Все подчистив, обглодав буквально каждую косточку и доев рис до последнего зернышка, мы сели и посмотрели друг на друга. Из бара доносились голоса немцев, звучавшие все громче, по мере того как вина становилось все меньше, и периодические взрывы смеха. Я вытерла рот тыльной стороной ладони.
— Только никому не слова, — произнесла я, сполоснув руки. Я чувствовала себя как пьянчуга, который неожиданно протрезвел. — Это может больше не повториться. И мы должны вести себя так, словно ничего и не было. Если хоть одна живая душа узнает, что мы ели немецкую еду, нас сочтут предателями.

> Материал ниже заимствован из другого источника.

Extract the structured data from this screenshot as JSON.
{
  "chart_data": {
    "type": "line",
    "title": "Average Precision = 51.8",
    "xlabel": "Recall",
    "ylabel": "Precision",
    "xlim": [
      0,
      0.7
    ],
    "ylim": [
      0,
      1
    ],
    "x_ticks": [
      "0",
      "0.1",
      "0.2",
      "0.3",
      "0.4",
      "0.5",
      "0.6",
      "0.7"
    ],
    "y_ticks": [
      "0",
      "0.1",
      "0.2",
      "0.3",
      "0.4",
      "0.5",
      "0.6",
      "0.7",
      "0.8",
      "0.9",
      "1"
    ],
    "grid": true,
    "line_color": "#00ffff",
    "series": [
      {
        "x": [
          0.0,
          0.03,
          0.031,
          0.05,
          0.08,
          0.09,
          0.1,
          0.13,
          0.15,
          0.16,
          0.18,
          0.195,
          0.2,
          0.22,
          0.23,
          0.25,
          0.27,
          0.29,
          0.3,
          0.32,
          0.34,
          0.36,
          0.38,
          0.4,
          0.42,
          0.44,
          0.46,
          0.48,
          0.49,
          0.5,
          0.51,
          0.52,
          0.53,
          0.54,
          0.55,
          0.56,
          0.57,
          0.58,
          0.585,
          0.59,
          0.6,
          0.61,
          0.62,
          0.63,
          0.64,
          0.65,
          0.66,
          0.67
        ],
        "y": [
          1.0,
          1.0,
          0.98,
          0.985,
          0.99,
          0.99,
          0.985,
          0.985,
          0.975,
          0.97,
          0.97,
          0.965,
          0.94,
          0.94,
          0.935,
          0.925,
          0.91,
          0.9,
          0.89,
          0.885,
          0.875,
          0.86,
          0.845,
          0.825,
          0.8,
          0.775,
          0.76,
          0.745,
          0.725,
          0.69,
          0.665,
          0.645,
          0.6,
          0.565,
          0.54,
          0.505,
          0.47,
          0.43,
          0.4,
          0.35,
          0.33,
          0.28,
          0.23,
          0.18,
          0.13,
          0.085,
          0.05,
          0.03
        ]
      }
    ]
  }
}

Мы бросили строгий взгляд на Мими с Орельеном, пытаясь донести до них всю серьезность наших слов. Орельен кивнул. Мими тоже. В такие минуты они были готовы на все. И, если понадобится, хоть всю жизнь говорить по-немецки. Элен схватила посудное полотенце, намочила его и принялась стирать следы недавнего ужина с рожиц малышей.
— Орельен, — сказала она. — Уложи детей в кровать. Мы займемся уборкой.
Но, как ни странно, мои предостережения вовсе не испортили Орельену настроения. Его щуплые юношеские плечи расправились впервые за долгие месяцы. И клянусь, когда он взял на руки Жана, то, если бы мог, принялся бы насвистывать.
— Запомни, ни одной живой душе, — снова предупредила я его.
— Знаю, — ответил он.
Ведь он был всего-навсего четырнадцатилетним подростком, которому кажется, что он действительно все знает. Маленький Жан уже обмяк у него на плече, так как впервые за несколько месяцев по-настоящему плотный ужин подействовал на него усыпляюще. Дети стали подниматься по лестнице. И их смех, когда они достигли верхней ступеньки, болью отозвался в моем сердце.
Немцы ушли после одиннадцати. В городе уже год как действовал комендантский час, и когда наступала ночь, мы с Элен сразу отправлялись спать, поскольку у нас не было ни свечей, ни газовых ламп. Бар закрывался в шесть, по крайней мере стал закрываться с начала оккупации, и мы уже тысячу лет не оставались так долго на ногах. И теперь буквально падали от усталости. В животе бурчало и булькало после неожиданно обильной еды, тем более что в последние месяцы мы были на грани голодной смерти. Я увидела, что сестра, отмывавшая сковородки, еле стоит. Я чувствовала себя все же не такой усталой и мысленно постоянно возвращалась к съеденному за ужином цыпленку. У меня было такое чувство, будто давным-давно убитые нервы снова возродились к жизни. Во рту до сих пор стоял вкус жареного мяса, а в носу — его запах. И эти воспоминания ярким угольком горели в мозгу.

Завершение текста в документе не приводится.